Another complicating factor is that there are five different types of alimony: permanent, limited duration, rehabilitative, reimbursement and temporary (pendent lite). Permanent alimony is reserved for long marriages (20 years or more), especially if the requesting spouse is elderly. However, permanent alimony is quite rare nowadays, largely due to the passing of the Alimony Reform Act in 2014. The majority of alimony awards are limited duration, which means that the payments will end once the receiving spouse becomes self-sufficient. If the requesting spouse needs significant education and training in order to become self-sufficient, he or she can ask for rehabilitative alimony. In this case, the court will expect a detailed outline of what the requesting spouse will do during the rehabilitative period (e.g., going back to school and working with a career counselor).
The aforementioned types of alimony are normally paid as scheduled systematic payments, but reimbursement alimony is often paid as a lump sum. As opposed to financial support, reimbursement alimony is compensation to an individual who has supported his or her spouse while they pursued some form of advanced education, such as law or medical school. The last form of alimony — pendente lite — is quite different as well, in that it only serves as temporary support until the divorce is finalized.

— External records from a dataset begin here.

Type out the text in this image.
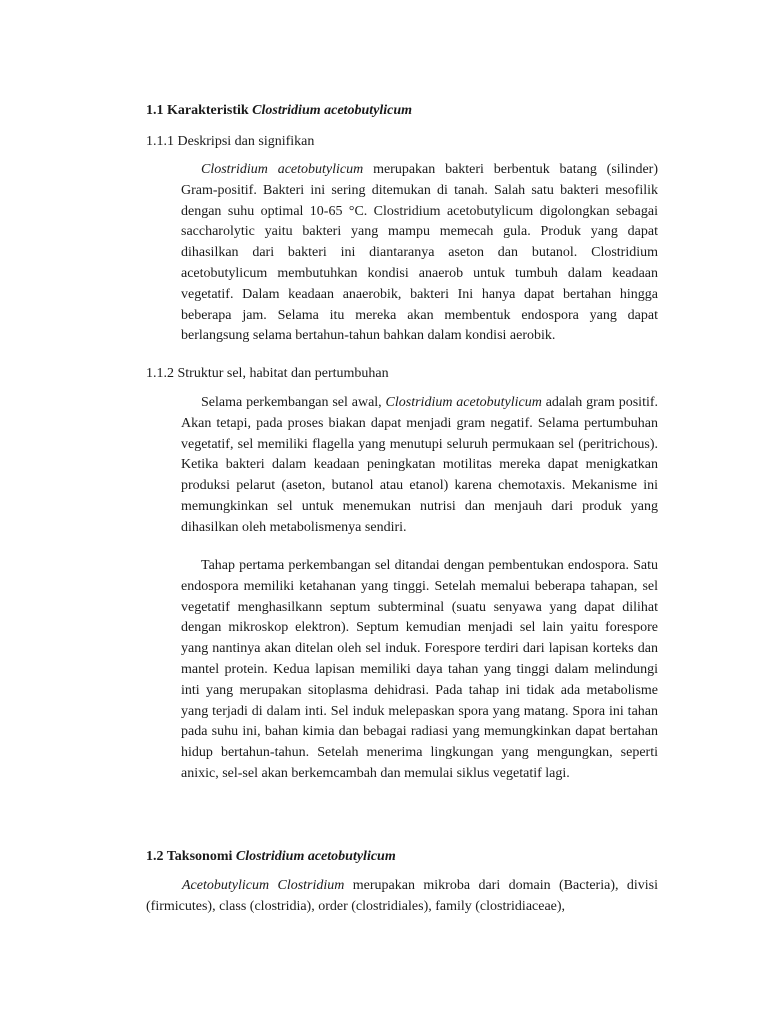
1.1 Karakteristik Clostridium acetobutylicum
1.1.1 Deskripsi dan signifikan

Clostridium acetobutylicum merupakan bakteri berbentuk batang (silinder) Gram-positif. Bakteri ini sering ditemukan di tanah. Salah satu bakteri mesofilik dengan suhu optimal 10-65 °C. Clostridium acetobutylicum digolongkan sebagai saccharolytic yaitu bakteri yang mampu memecah gula. Produk yang dapat dihasilkan dari bakteri ini diantaranya aseton dan butanol. Clostridium acetobutylicum membutuhkan kondisi anaerob untuk tumbuh dalam keadaan vegetatif. Dalam keadaan anaerobik, bakteri Ini hanya dapat bertahan hingga beberapa jam. Selama itu mereka akan membentuk endospora yang dapat berlangsung selama bertahun-tahun bahkan dalam kondisi aerobik.

1.1.2 Struktur sel, habitat dan pertumbuhan

Selama perkembangan sel awal, Clostridium acetobutylicum adalah gram positif. Akan tetapi, pada proses biakan dapat menjadi gram negatif. Selama pertumbuhan vegetatif, sel memiliki flagella yang menutupi seluruh permukaan sel (peritrichous). Ketika bakteri dalam keadaan peningkatan motilitas mereka dapat menigkatkan produksi pelarut (aseton, butanol atau etanol) karena chemotaxis. Mekanisme ini memungkinkan sel untuk menemukan nutrisi dan menjauh dari produk yang dihasilkan oleh metabolismenya sendiri.

Tahap pertama perkembangan sel ditandai dengan pembentukan endospora. Satu endospora memiliki ketahanan yang tinggi. Setelah memalui beberapa tahapan, sel vegetatif menghasilkann septum subterminal (suatu senyawa yang dapat dilihat dengan mikroskop elektron). Septum kemudian menjadi sel lain yaitu forespore yang nantinya akan ditelan oleh sel induk. Forespore terdiri dari lapisan korteks dan mantel protein. Kedua lapisan memiliki daya tahan yang tinggi dalam melindungi inti yang merupakan sitoplasma dehidrasi. Pada tahap ini tidak ada metabolisme yang terjadi di dalam inti. Sel induk melepaskan spora yang matang. Spora ini tahan pada suhu ini, bahan kimia dan bebagai radiasi yang memungkinkan dapat bertahan hidup bertahun-tahun. Setelah menerima lingkungan yang mengungkan, seperti anixic, sel-sel akan berkemcambah dan memulai siklus vegetatif lagi.

1.2 Taksonomi Clostridium acetobutylicum

Acetobutylicum Clostridium merupakan mikroba dari domain (Bacteria), divisi (firmicutes), class (clostridia), order (clostridiales), family (clostridiaceae),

This, by the way, is only a basic outline of the alimony process in New Jersey. How the courts will determine alimony between you and your spouse depends on the unique circumstances of your marriage. Whether you are requesting alimony, or expect to be the one paying, it's extremely important to discuss your rights and options with a family law attorney. While an attorney cannot provide you with exact figures, he or she can give you a good idea on what spouses in similar situations have received. Working with an attorney can save you considerable time and stress, while ensuring that you will be able to live a decent quality of life during and after your divorce.